É neste ponto que, muitas vezes, o ser humano falha. Apesar de serem animais de estimação, o seu comportamento em nada se assemelha ao nosso ou até mesmo ao dos cães. Este último é, com frequência, assumido pelas pessoas, esperando animais expressivos, dóceis e moldáveis à nossa vontade – um equívoco em toda a escala que enviesa a imagem que temos dos gatos.

São vários os exemplos que demonstram claramente a interpretação incorreta que fazemos da informação que o gato está a transmitir.

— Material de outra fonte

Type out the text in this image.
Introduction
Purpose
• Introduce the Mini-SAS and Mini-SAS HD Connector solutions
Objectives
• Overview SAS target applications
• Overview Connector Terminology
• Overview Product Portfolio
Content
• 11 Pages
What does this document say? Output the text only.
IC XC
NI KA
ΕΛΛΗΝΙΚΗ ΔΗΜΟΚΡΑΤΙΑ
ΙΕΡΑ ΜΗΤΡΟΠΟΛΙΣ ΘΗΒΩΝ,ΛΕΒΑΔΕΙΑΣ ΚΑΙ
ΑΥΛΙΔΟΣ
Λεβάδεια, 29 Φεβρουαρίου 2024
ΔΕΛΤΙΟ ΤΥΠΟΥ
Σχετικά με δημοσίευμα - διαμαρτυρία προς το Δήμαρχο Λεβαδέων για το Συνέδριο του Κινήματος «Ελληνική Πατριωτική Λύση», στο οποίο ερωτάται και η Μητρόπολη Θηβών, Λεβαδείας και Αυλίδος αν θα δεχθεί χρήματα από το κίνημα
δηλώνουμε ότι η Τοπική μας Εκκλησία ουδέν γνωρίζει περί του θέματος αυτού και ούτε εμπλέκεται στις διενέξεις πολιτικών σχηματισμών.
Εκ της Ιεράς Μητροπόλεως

Quando um gato se roça nas nossas pernas, não é sinal de que queira (ou que esteja recetivo) ser acariciado, trata-se sim de uma forma de marcação de território. Da mesma maneira, quando os vemos de barriga para cima, interpretamos muitas vezes como um convite para lhes fazermos festas, mas o que significa realmente é que, naquele momento, se sentem confortáveis e relaxados. Interromper esse momento prazeroso poderá tornar-se num desagradável episódio de arranhões e mordidas. Tudo isto não significa que sejam animais que não apreciam a nossa companhia ou que não sejam afetuosos. Significa que, geralmente, preferem um tipo diferente de interação connosco, no tempo e com a frequência em que se sentem mais confortáveis. Outro caso clarividente de leitura incorreta, e que é amplamente divulgada nos mais diversos meios, é a de que um gato que ronrona é um gato feliz ou que se encontra num estado emocional positivo. Mas está longe de ser uma verdade incontestável, podendo estar subjacente um sinal de desconforto e até mesmo de dor.

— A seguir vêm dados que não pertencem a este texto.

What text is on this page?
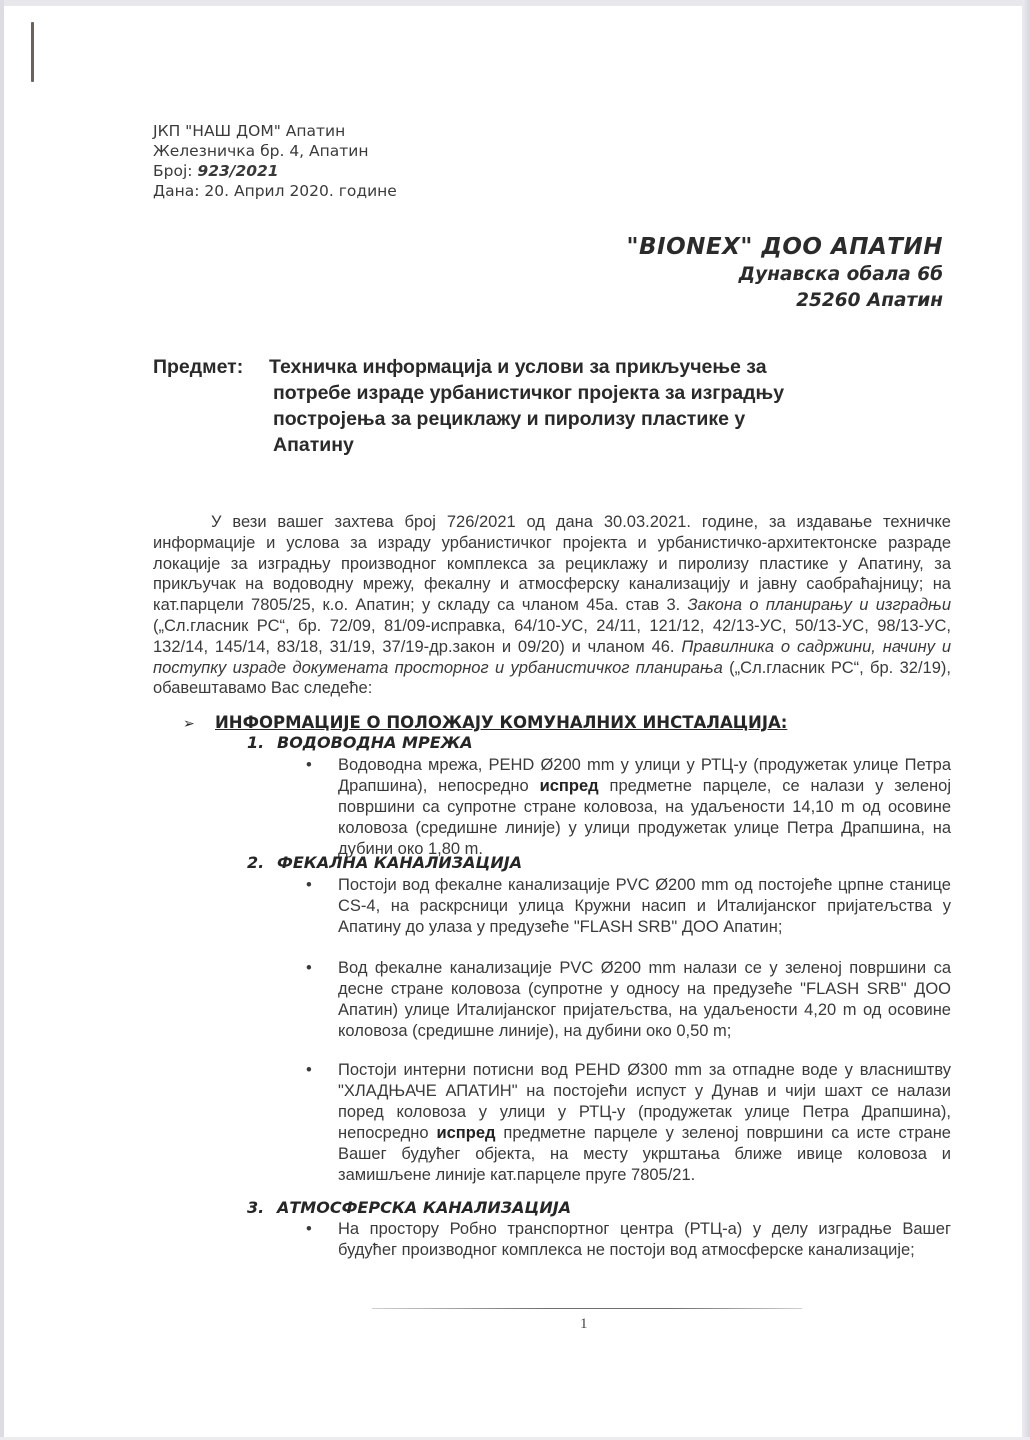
ЈКП "НАШ ДОМ" Апатин
Железничка бр. 4, Апатин
Број: 923/2021
Дана: 20. Април 2020. године
"BIONEX" ДОО АПАТИН
Дунавска обала 6б
25260 Апатин
Предмет: Техничка информација и услови за прикључење за
потребе израде урбанистичког пројекта за изградњу
постројења за рециклажу и пиролизу пластике у
Апатину

У вези вашег захтева број 726/2021 од дана 30.03.2021. године, за издавање техничке информације и услова за израду урбанистичког пројекта и урбанистичко-архитектонске разраде локације за изградњу производног комплекса за рециклажу и пиролизу пластике у Апатину, за прикључак на водоводну мрежу, фекалну и атмосферску канализацију и јавну саобраћајницу; на кат.парцели 7805/25, к.о. Апатин; у складу са чланом 45а. став 3. Закона о планирању и изградњи („Сл.гласник РС“, бр. 72/09, 81/09-исправка, 64/10-УС, 24/11, 121/12, 42/13-УС, 50/13-УС, 98/13-УС, 132/14, 145/14, 83/18, 31/19, 37/19-др.закон и 09/20) и чланом 46. Правилника о садржини, начину и поступку израде докумената просторног и урбанистичког планирања („Сл.гласник РС“, бр. 32/19), обавештавамо Вас следеће:

➢ ИНФОРМАЦИЈЕ О ПОЛОЖАЈУ КОМУНАЛНИХ ИНСТАЛАЦИЈА:
1. ВОДОВОДНА МРЕЖА
• Водоводна мрежа, PEHD Ø200 mm у улици у РТЦ-у (продужетак улице Петра Драпшина), непосредно испред предметне парцеле, се налази у зеленој површини са супротне стране коловоза, на удаљености 14,10 m од осовине коловоза (средишне линије) у улици продужетак улице Петра Драпшина, на дубини око 1,80 m.
2. ФЕКАЛНА КАНАЛИЗАЦИЈА
• Постоји вод фекалне канализације PVC Ø200 mm од постојеће црпне станице CS-4, на раскрсници улица Кружни насип и Италијанског пријатељства у Апатину до улаза у предузеће "FLASH SRB" ДОО Апатин;
• Вод фекалне канализације PVC Ø200 mm налази се у зеленој површини са десне стране коловоза (супротне у односу на предузеће "FLASH SRB" ДОО Апатин) улице Италијанског пријатељства, на удаљености 4,20 m од осовине коловоза (средишне линије), на дубини око 0,50 m;
• Постоји интерни потисни вод PEHD Ø300 mm за отпадне воде у власништву "ХЛАДЊАЧЕ АПАТИН" на постојећи испуст у Дунав и чији шахт се налази поред коловоза у улици у РТЦ-у (продужетак улице Петра Драпшина), непосредно испред предметне парцеле у зеленој површини са исте стране Вашег будућег објекта, на месту укрштања ближе ивице коловоза и замишљене линије кат.парцеле пруге 7805/21.
3. АТМОСФЕРСКА КАНАЛИЗАЦИЈА
• На простору Робно транспортног центра (РТЦ-а) у делу изградње Вашег будућег производног комплекса не постоји вод атмосферске канализације;
1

Para além destes lapsos na interpretação, que em nada contribuem para fortalecer o binómio humano-gato, existe também uma quantidade avultada de preconceitos que continuam a pairar entorno a estes felinos. O mais famoso é, provavelmente, o mito de que os gatos pretos simbolizam um mau prenúncio, o que não podia estar mais longe da verdade. Este mito remonta à Idade Média, época em que o desconhecimento geral, as superstições e as crenças em seres maléficos pululavam. Igualmente, é comum dizer-se que os gatos possuem sete vidas, que não são treináveis ou até mesmo que são antissociais. Todos eles incorretos e cientificamente refutáveis.

Os gatos não são traiçoeiros, egoístas ou até mesmo maldosos. São animais subtis, independentes e imensamente incompreendidos. Através das ferramentas de conhecimento que temos hoje ao nosso dispor, devemos aprofundar a nossa compreensão sobre esta espécie e assim harmonizar a convivência com este fascinante animal que é o gato.